Il s’appuie pour modeler son système d’élevage sur une approche « système sol, plante, animal » suite à des formations du cabinet 5mVet. « Je cherche à faire exprimer tout le potentiel du sol, et je pense être sur la bonne voie, car j’augmente le chargement par hectare chaque année tout en restant autonome. » Le troupeau a connu une croissance régulière en sept ans, et le chargement est passé de 1,4 à 1,8 UGB/ha. Et chaque année, Pierre Cazes récolte plus de stocks, de meilleure valeur alimentaire.
Il a mis en place le pâturage tournant dynamique au moment de son installation avec l’appui de consultants de Rhizobium conseil.

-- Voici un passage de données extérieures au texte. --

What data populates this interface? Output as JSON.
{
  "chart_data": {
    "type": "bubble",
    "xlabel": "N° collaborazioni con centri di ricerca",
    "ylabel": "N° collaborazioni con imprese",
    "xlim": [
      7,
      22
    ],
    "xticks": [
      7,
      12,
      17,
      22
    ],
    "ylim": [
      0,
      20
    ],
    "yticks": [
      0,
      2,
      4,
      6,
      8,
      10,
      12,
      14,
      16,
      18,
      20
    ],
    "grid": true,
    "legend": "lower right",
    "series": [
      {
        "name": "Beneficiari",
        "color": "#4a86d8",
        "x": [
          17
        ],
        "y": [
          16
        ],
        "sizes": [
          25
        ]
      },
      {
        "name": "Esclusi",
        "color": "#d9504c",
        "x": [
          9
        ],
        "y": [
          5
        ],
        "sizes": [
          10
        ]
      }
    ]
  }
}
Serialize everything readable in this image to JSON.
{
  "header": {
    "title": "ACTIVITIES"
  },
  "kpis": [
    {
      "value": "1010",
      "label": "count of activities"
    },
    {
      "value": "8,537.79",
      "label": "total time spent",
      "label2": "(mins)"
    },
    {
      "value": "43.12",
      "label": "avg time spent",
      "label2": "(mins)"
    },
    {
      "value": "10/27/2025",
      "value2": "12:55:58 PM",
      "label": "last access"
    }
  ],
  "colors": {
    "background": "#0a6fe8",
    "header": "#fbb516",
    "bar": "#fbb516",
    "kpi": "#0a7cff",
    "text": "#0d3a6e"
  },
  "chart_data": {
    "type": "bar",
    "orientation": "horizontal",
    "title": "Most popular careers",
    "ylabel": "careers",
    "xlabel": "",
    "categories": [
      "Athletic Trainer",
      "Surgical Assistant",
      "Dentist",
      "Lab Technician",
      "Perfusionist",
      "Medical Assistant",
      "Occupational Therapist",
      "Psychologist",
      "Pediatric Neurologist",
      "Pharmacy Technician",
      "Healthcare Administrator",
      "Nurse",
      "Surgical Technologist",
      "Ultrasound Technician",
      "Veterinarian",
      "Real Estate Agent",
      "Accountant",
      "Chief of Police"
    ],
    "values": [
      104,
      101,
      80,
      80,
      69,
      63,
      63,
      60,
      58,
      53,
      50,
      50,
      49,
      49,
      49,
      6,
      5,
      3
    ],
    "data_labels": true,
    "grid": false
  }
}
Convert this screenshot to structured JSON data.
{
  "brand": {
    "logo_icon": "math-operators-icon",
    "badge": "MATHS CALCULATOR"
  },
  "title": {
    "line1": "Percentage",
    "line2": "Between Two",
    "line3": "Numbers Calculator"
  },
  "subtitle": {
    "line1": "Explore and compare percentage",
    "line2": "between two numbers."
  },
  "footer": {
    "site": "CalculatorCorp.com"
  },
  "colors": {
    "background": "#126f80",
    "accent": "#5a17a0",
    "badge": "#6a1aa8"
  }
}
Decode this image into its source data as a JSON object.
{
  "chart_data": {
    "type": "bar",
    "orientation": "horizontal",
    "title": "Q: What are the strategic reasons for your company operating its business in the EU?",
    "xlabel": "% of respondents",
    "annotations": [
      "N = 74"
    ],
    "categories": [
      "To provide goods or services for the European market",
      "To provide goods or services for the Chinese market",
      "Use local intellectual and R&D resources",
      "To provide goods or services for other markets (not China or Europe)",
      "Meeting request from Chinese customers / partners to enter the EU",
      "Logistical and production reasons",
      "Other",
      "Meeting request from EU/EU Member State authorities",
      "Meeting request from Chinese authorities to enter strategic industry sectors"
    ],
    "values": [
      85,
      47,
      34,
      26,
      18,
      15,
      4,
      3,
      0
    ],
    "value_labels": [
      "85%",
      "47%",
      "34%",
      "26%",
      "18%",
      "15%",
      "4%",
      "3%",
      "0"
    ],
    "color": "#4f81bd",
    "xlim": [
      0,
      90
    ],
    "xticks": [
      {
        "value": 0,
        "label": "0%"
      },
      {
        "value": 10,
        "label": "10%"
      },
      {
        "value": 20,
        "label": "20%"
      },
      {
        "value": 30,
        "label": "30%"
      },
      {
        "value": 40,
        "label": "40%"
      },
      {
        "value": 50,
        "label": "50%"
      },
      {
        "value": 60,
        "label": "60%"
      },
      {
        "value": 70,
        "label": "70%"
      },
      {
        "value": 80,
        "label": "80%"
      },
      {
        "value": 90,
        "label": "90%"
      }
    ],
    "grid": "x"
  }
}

Cent trente-cinq hectares de prairies ont été découpés en paddocks de 0,5 ha pour 24 heures pour 30 couples mères et veaux. Avec la production d’herbe qu’il y avait à l’époque, 30 couples par paddocks, c’était trop. Une certaine amélioration de la productivité avait été anticipée. Celle-ci est déjà dépassée : maintenant, Pierre Cazes allote 32 ou 33 vaches suitées de veaux âgés de 2 à 9 ou 10 mois par paddocks de 0,5 ha.
« Passer de paddocks pour trois jours à des paddocks d’un jour fait progresser la production d’herbe d’un facteur de 1,3 », évalue-t-il. Sur ces premières années d’expérience, il a pu tester le dispositif pendant des sécheresses et en conditions très humides, avec aussi deux années favorables. « L’été se passe avec un paddock par 24 heures, en intégrant les repousses des parcelles de fauche, et en stockant les lots avec un râtelier de foin s’il faut le temps que la pousse reprenne. » En période très humide, il découpe en deux ou trois le paddock du jour, et déplace le fil plusieurs fois dans la journée quand le lot a fini de brouter, avant qu’il ne commence à piétiner.
Des couloirs avec fil avant et fil arrière
Si c’était à refaire, Pierre Cazes partirait sur un découpage en couloirs de 50 à 80 mètres de large avec fil avant et fil arrière. « Cela laisse plus de possibilités pour s’adapter à la taille des lots et organiser le travail. Par exemple en cas d’absence, on peut exceptionnellement donner l’équivalent de deux ou trois jours. » Il envisage aussi de réduire le nombre de lots. « J’en ai sept pour l’instant. Les veaux mâles ont des nourrisseurs, car ils sont vendus en jeunes bovins de moins d’un an de 350 kgC, un mois après sevrage. Les veaux femelles ne sont pas complémentés. »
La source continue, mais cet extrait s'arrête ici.